Sometimes, even with teeth this sharp, you're bound to bite something too big that you can't gnash nor swallow whole. This was exactly that something for Howard Pike, who was told to wait for a contact for a considerable sum of non-sequential stack of one hundred dollar bills in a black Chevrolet Vega. Fresh off the boat (literally), he knew nothing about the vast, interconnected, high-octane, high-velocity gang rivalry in the United States; and to be caught up in a cross-fire between them would mean a death sentence.
If he was alive, at least.
"Sssssssshit," he cursed, turning his wrist to look at the time. Half past eleven. Dead watch, he forgot. He decided to break a window with his bare hands, slipped into it, and just as he managed to get through, another volley of shots rained down from behind him.
He started on his feet, suit, tie, oxfords and all, across the marbled floor. If he couldn't find a back door to escape from in this office, he'd make one, so help him god. A fire exit appeared at the end of the maze of partitions and office desks. He braced for a shoulder-charge when the handles didn't yield, stumbled out on the other side of the door and ran.

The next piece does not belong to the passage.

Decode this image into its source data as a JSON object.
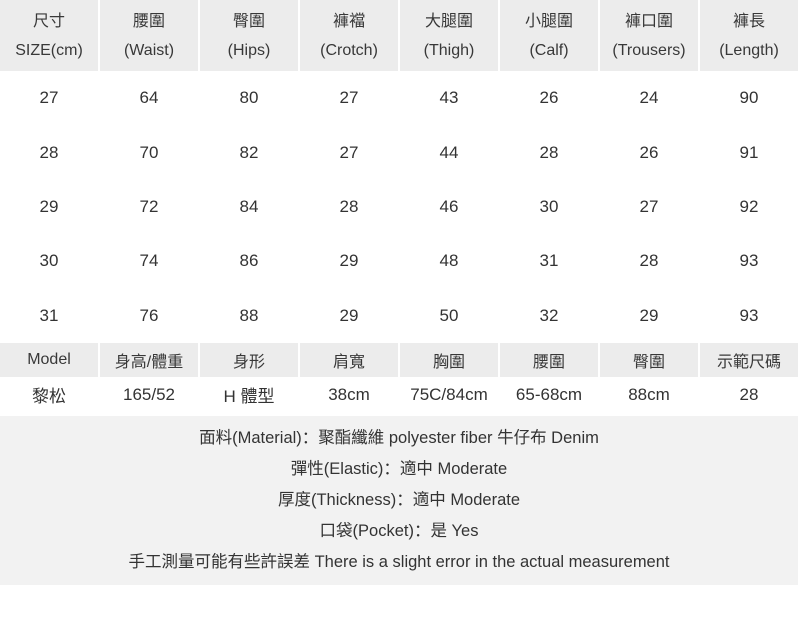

Dusk had just settled, shades of navy and blue against the backdrop of the city's yellow streetlights. Howard ran, and ran. Car wheels skidded and screeched in the distance; they saw him. He veered into an alleyway, hopped over several fences, further, deeper into the stomach of the city.
He pressed himself against a wall. Sweating, blood (uh oh) leaking out from his spleen, and a whole load of gasping for air. What a scene to behold, under the thin hem of the street lamp around the corner.

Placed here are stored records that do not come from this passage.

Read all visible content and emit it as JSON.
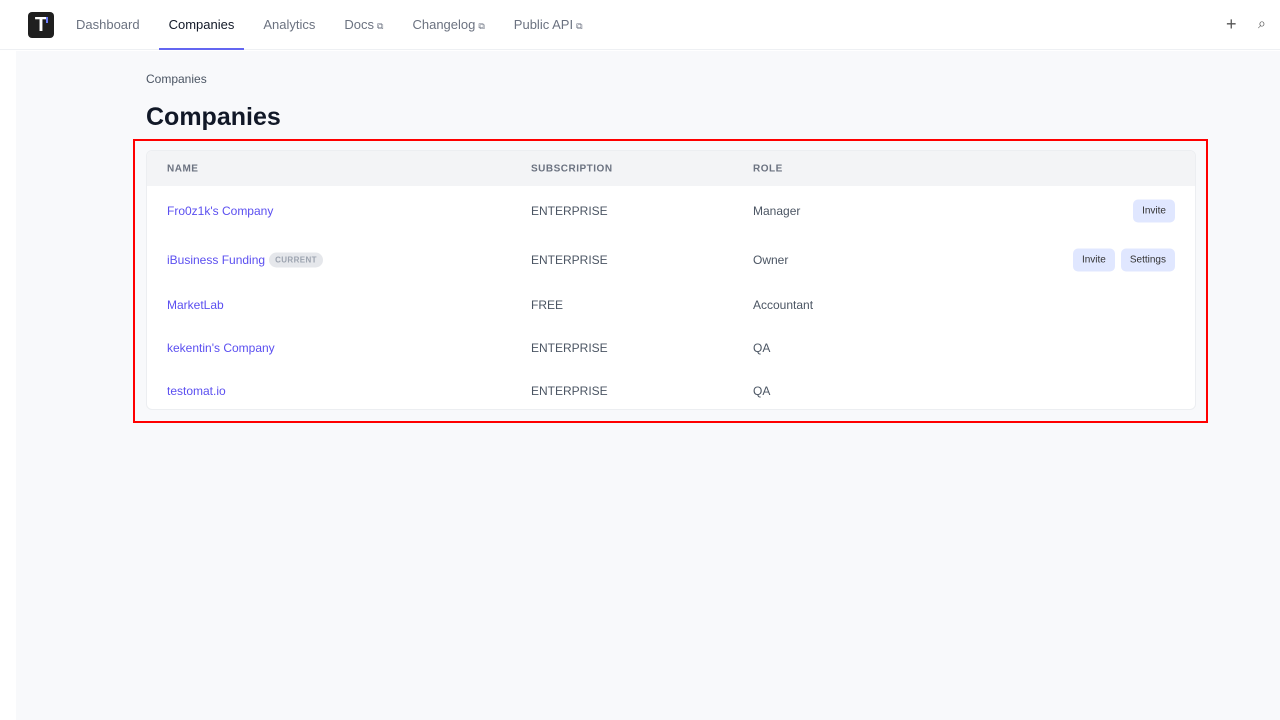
{
  "nav": {
    "logo": "T",
    "tabs": [
      {
        "label": "Dashboard",
        "external": false
      },
      {
        "label": "Companies",
        "external": false,
        "active": true
      },
      {
        "label": "Analytics",
        "external": false
      },
      {
        "label": "Docs",
        "external": true
      },
      {
        "label": "Changelog",
        "external": true
      },
      {
        "label": "Public API",
        "external": true
      }
    ],
    "plus": "+",
    "feed_icon": "feed-icon"
  },
  "breadcrumb": "Companies",
  "title": "Companies",
  "table": {
    "headers": [
      "NAME",
      "SUBSCRIPTION",
      "ROLE"
    ],
    "rows": [
      {
        "name": "Fro0z1k's Company",
        "subscription": "ENTERPRISE",
        "role": "Manager",
        "badge": null,
        "actions": [
          "Invite"
        ]
      },
      {
        "name": "iBusiness Funding",
        "subscription": "ENTERPRISE",
        "role": "Owner",
        "badge": "CURRENT",
        "actions": [
          "Invite",
          "Settings"
        ]
      },
      {
        "name": "MarketLab",
        "subscription": "FREE",
        "role": "Accountant",
        "badge": null,
        "actions": []
      },
      {
        "name": "kekentin's Company",
        "subscription": "ENTERPRISE",
        "role": "QA",
        "badge": null,
        "actions": []
      },
      {
        "name": "testomat.io",
        "subscription": "ENTERPRISE",
        "role": "QA",
        "badge": null,
        "actions": []
      }
    ]
  },
  "colors": {
    "accent": "#6366f1",
    "link": "#5b4ff0",
    "button_bg": "#e0e7ff",
    "highlight": "#ff0000"
  }
}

Howard could hear the two Ford Falcons groaning around the area, looking for him. As he was training his ears to the noise, trying to discern their location, he was jumped by the creaking open of a door.
"Oh--- fuck--. You made me jump out of my skin, mate," Howard groaned, holding his chest in his hand. A funny concept, spooking a vampire. Old habits die hard. "Get back inside, mate, someone's aching for some fun out there."
"Get back inside," he repeated sternly.